Around 8.5 percent of the world’s population currently live in extreme poverty, according to a new report by the World Bank titled Poverty, Prosperity and Planet 2024: Pathways Out of the Polycrisis. This equates to roughly 692 million people living on less than $2.15 per person per day. While this is a considerable improvement from the 37.9 percent that lived in extreme poverty in 1990, the pace of progress is slowing, with 2020-2030 feared to be a “lost decade”. This stagnation is the result of multiple overlapping issues, including slow economic growth, increased fragility, climate risks and heightened uncertainty.
The World Bank uses three different poverty lines, with $3.65 per person a day thought to be more relevant to lower-middle-income countries, while the $6.85 per person per day is generally used for populations in upper-middle-income countries.
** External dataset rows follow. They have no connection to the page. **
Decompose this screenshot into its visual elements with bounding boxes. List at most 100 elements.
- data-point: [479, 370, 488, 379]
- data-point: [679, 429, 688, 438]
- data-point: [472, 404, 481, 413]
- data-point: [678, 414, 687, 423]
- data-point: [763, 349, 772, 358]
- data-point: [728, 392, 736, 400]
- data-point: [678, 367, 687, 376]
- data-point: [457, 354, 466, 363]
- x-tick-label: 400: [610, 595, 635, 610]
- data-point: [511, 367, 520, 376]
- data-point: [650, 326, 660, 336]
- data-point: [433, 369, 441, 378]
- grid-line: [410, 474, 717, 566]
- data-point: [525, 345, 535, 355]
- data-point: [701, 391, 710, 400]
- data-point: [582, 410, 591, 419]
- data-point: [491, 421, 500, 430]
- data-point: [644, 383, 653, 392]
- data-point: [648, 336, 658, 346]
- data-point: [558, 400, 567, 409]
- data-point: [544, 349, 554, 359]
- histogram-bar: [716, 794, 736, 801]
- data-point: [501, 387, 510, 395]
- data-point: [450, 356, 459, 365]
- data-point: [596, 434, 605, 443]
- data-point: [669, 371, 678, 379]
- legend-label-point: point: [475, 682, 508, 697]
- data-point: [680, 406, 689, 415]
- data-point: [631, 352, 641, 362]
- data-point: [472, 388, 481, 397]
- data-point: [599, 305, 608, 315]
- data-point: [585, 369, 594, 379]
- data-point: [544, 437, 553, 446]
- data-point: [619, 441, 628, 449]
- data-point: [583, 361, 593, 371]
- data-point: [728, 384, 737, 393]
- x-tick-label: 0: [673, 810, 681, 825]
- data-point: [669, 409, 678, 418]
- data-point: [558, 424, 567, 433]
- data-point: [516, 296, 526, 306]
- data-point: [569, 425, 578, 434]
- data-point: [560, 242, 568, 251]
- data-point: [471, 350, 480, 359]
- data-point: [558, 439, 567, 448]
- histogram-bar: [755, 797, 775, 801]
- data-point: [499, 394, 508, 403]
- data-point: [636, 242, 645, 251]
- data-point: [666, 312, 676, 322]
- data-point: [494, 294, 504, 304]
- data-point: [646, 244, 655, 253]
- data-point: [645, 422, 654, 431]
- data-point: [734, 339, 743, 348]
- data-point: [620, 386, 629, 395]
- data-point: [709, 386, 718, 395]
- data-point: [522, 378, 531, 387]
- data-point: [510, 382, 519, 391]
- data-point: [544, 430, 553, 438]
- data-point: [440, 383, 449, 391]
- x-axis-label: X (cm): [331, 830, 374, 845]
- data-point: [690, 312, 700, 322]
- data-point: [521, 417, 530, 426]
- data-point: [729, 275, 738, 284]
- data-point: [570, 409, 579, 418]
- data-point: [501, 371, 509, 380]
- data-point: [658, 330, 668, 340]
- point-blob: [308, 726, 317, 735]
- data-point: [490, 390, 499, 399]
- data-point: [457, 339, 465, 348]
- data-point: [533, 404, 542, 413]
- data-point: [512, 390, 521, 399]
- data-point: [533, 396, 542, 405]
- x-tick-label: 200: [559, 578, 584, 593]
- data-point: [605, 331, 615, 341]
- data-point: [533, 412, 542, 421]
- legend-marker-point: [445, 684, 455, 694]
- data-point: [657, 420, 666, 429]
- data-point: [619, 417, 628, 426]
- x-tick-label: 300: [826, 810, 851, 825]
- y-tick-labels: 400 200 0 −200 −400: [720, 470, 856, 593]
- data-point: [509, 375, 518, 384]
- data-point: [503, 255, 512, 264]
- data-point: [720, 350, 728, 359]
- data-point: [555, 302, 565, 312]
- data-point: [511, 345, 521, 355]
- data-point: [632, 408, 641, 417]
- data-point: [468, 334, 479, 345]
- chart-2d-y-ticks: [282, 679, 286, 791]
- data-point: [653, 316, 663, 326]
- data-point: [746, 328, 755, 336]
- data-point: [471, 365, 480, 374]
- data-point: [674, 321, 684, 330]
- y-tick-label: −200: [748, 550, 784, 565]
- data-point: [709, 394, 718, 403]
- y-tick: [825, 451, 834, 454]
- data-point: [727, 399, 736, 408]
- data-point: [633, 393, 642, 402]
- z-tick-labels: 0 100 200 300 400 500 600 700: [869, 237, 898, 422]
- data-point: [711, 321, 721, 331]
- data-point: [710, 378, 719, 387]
According to these categories, around 1.7 billion people (21.4 percent) or 3.5 billion people (43.6 percent) are estimated to be living in poverty in 2024, respectively. Although the share of people under $6.85 per day has declined since the 1990s, the actual number of people living under these circumstances has remained fairly similar due to population growth.
In South Asia, the share of people living in poverty increased more severely than the global average during the the pandemic. The share of South Asians living under $6.85 in 2024 is also well above the global average, at 75.6 percent versus the world’s 43.6 percent. That’s 1.48 billion people in South Asia, or roughly 42 percent of the global total (3.53 billion).
The writers of the report warn that if economic growth continues to remain slow and inequality is not tackled, the World Bank global goal of a maximum of only three percent of people living in extreme poverty will not be reached for decades. The report’s key message is that while aiming to reduce global poverty and to increase shared prosperity, it is crucial to take environmental costs into account.